Transgender people, also known as “Hijaras” in India, have traditionally played a role in society. However, they have so far been unable to integrate into society as a whole and remain on the periphery of it.
The transgender community has long been mocked and despised, reduced to forced prostitution and begging in order to survive. Despite the widespread belief that transgender people are not accepted, there is a community in south India that values and embraces their uniqueness.
The annual Koovagam Festival, which lasts 18 days, draws thousands of transgender people from all over the nation to the Koothandavar Temple in Tamil Nadu’s Villupuram region every year between April and May.
Here are 5 things you must know about Koovagam Festival!
1. 18-day Festival
The unique 18-day festival of transgender people takes place in the Tamil month of Chitirai (April/May) in Koovagam village’s Ulundurpettai taluk. Participants congregate at Koothandavar temple, which is dedicated to Aravan (Koothandavar).
In long-standing mythology from the Mahabharata concerning Aravan, an off-wedlock son of Arjuna, thousands of transgender people from all over the nation travel to Koovagam to marry Lord Koothandavar.
2. Story behind it
In accordance with the myth, Aravan consents to be a sacrifice to Goddess Kali on the condition that he marries before he passes away in order to settle the conflict between the Pandavas and the Kauravas. Nobody wanted to wed a man who was about to die, so Lord Krishna assumes the appearance of Mohini and weds Aravan.
Aravan is sacrificed the following day and consumed by Goddess Kali.
3. A celebration on its own
Songs, dances, beauty pageants, dramas, and seminars on HIV/AIDS awareness presented by NGOs fill the first 16 days of the festival.
4. Brides for one night
Priests bind thaalis or mangalsutras around the transgender people’s necks on the seventeenth day. Moreover, making them all into Aravan’s brides for one night. The participants take on the role of widows, lamenting the loss of their husbands. Also, pulling off their thaalis and jewellery on the final day when Aaravan is beheaded by Kali.

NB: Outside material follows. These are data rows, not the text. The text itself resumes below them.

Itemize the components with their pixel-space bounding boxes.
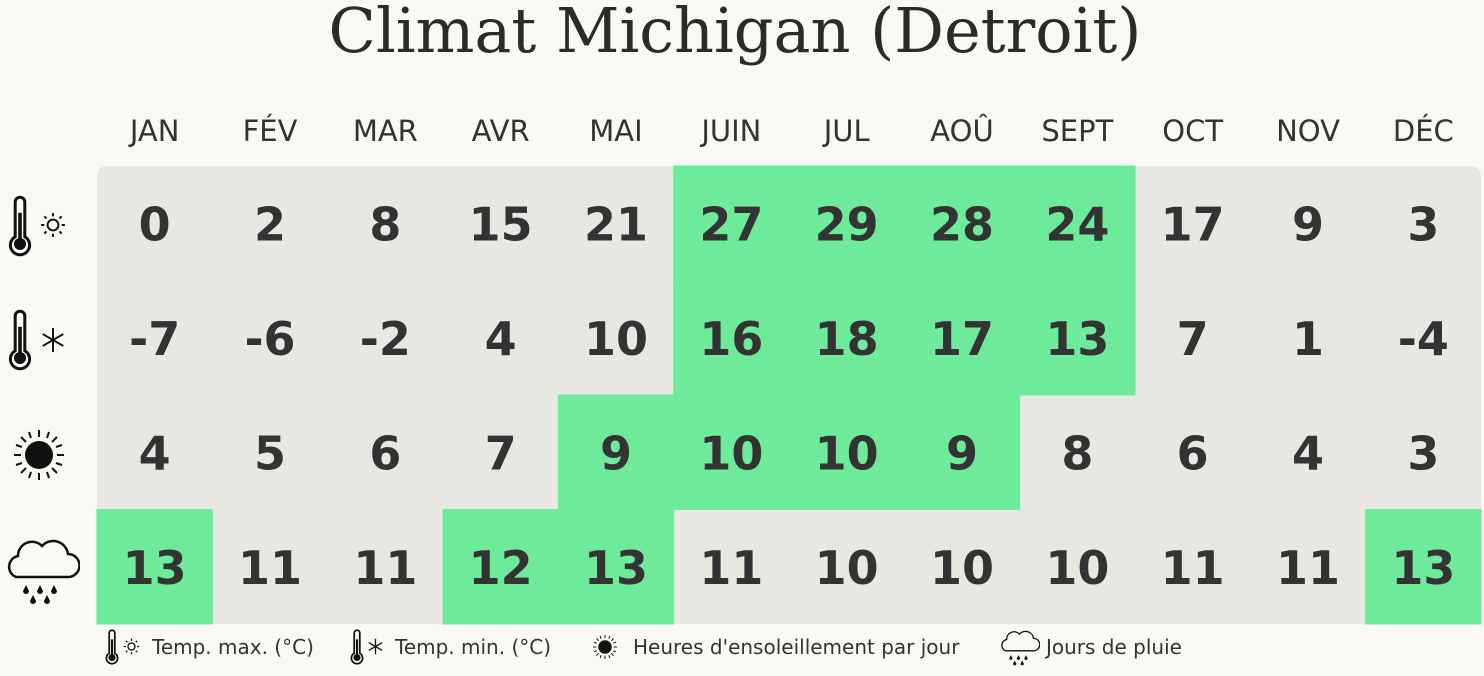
cell-value: 9 bbox=[1292, 197, 1324, 251]
month-header: MAI bbox=[589, 114, 642, 148]
cell-value: 7 bbox=[1177, 312, 1209, 366]
cell-value: 16 bbox=[699, 312, 763, 366]
cell-value: 3 bbox=[1407, 426, 1439, 480]
highlight-cell bbox=[96, 509, 213, 625]
legend-icon bbox=[1001, 630, 1040, 666]
month-header: OCT bbox=[1162, 114, 1223, 148]
month-header: SEPT bbox=[1041, 114, 1113, 148]
legend-label: Temp. max. (°C) bbox=[151, 635, 314, 659]
cell-value: 13 bbox=[1391, 541, 1455, 595]
cell-value: 18 bbox=[815, 312, 879, 366]
cell-value: 21 bbox=[584, 197, 648, 251]
month-header: FÉV bbox=[243, 114, 298, 148]
month-header: JUL bbox=[822, 114, 870, 148]
cell-value: 9 bbox=[600, 426, 632, 480]
cell-value: 29 bbox=[815, 197, 879, 251]
cell-value: -2 bbox=[360, 312, 411, 366]
legend-label: Heures d'ensoleillement par jour bbox=[633, 635, 960, 659]
legend-label: Temp. min. (°C) bbox=[394, 635, 551, 659]
highlight-cell bbox=[903, 165, 1021, 281]
cell-value: 3 bbox=[1407, 197, 1439, 251]
cell-value: 8 bbox=[369, 197, 401, 251]
table: JAN FÉV MAR AVR MAI JUIN JUL AOÛ SEPT OCT NOV DÉC 0 2… bbox=[96, 114, 1482, 625]
month-header: JUIN bbox=[699, 114, 761, 148]
highlight-cell bbox=[788, 280, 905, 396]
title: Climat Michigan (Detroit) bbox=[329, 0, 1142, 67]
cell-value: -7 bbox=[129, 312, 180, 366]
cell-value: 9 bbox=[946, 426, 978, 480]
highlight-cell bbox=[673, 394, 790, 510]
cell-value: 6 bbox=[1177, 426, 1209, 480]
cell-value: 2 bbox=[254, 197, 286, 251]
highlight-cell bbox=[903, 394, 1021, 510]
row-icons bbox=[7, 195, 80, 605]
cell-value: 13 bbox=[1045, 312, 1109, 366]
cell-value: 0 bbox=[139, 197, 171, 251]
highlight-cell bbox=[1365, 509, 1482, 625]
legend-icon bbox=[368, 638, 383, 655]
highlight-cell bbox=[1019, 165, 1136, 281]
cell-value: 13 bbox=[123, 541, 187, 595]
cell-value: 11 bbox=[1161, 541, 1225, 595]
cell-value: 13 bbox=[584, 541, 648, 595]
cell-value: 10 bbox=[1045, 541, 1109, 595]
icon-temp-min bbox=[8, 309, 32, 371]
highlight-cell bbox=[788, 165, 905, 281]
cell-value: 7 bbox=[485, 426, 517, 480]
cell-value: 10 bbox=[815, 426, 879, 480]
cell-value: 17 bbox=[930, 312, 994, 366]
cell-value: 10 bbox=[584, 312, 648, 366]
highlight-cell bbox=[788, 394, 905, 510]
cell-value: 11 bbox=[238, 541, 302, 595]
icon-rain bbox=[7, 539, 80, 605]
month-header: AVR bbox=[472, 114, 530, 148]
icon-sun-small bbox=[40, 212, 66, 238]
legend-label: Jours de pluie bbox=[1044, 635, 1182, 659]
cell-value: 10 bbox=[815, 541, 879, 595]
month-header: DÉC bbox=[1393, 114, 1454, 148]
cell-value: 8 bbox=[1061, 426, 1093, 480]
month-header: AOÛ bbox=[930, 114, 993, 148]
icon-temp-max bbox=[8, 195, 32, 257]
cell-value: 5 bbox=[254, 426, 286, 480]
cell-value: 27 bbox=[699, 197, 763, 251]
cell-value: 1 bbox=[1292, 312, 1324, 366]
cell-value: 28 bbox=[930, 197, 994, 251]
highlight-cell bbox=[557, 394, 675, 510]
cell-value: 4 bbox=[485, 312, 517, 366]
icon-sunshine bbox=[13, 429, 65, 481]
month-header: JAN bbox=[128, 114, 180, 148]
highlight-cell bbox=[442, 509, 559, 625]
cell-value: 10 bbox=[699, 426, 763, 480]
cell-value: 24 bbox=[1045, 197, 1109, 251]
highlight-cell bbox=[903, 280, 1021, 396]
legend-icon bbox=[105, 629, 119, 665]
cell-value: -6 bbox=[244, 312, 295, 366]
legend-icon bbox=[592, 634, 618, 660]
icon-snow bbox=[41, 327, 65, 353]
cell-value: 4 bbox=[1292, 426, 1324, 480]
legend: Temp. max. (°C) Temp. min. (°C) Heures d… bbox=[105, 629, 1182, 666]
highlight-cell bbox=[673, 280, 790, 396]
cell-value: 11 bbox=[353, 541, 417, 595]
cell-value: 10 bbox=[930, 541, 994, 595]
cell-value: 11 bbox=[699, 541, 763, 595]
legend-icon bbox=[123, 638, 140, 655]
legend-icon bbox=[350, 629, 364, 665]
cell-value: 15 bbox=[469, 197, 533, 251]
cell-value: 17 bbox=[1161, 197, 1225, 251]
cell-value: 6 bbox=[369, 426, 401, 480]
highlight-cell bbox=[557, 509, 675, 625]
cell-value: -4 bbox=[1398, 312, 1449, 366]
cell-value: 11 bbox=[1276, 541, 1340, 595]
cell-value: 4 bbox=[139, 426, 171, 480]
month-header: MAR bbox=[353, 114, 418, 148]
month-header: NOV bbox=[1276, 114, 1340, 148]
highlight-cell bbox=[673, 165, 790, 281]
cell-value: 12 bbox=[469, 541, 533, 595]
highlight-cell bbox=[1019, 280, 1136, 396]
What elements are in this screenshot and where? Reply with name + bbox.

After marrying, transgender people do their customary “kummi adi” dance close to the Koothandavar temple. The night of the full moon is when the Koovagam festival comes to a close (Chitra Pournami).
5. A Day to Mourn
The celebrations reach their pinnacle on the evening of the 17th when all transgender people dress up as brides. They don vibrant bangles and sacramentally tie thalis (mangalsutras) around their necks.
The festival comes to an end with these brides becoming widows. To mourn Aravan’s passing, they break their thalis and bracelets, signifying the end of their one-day marriage.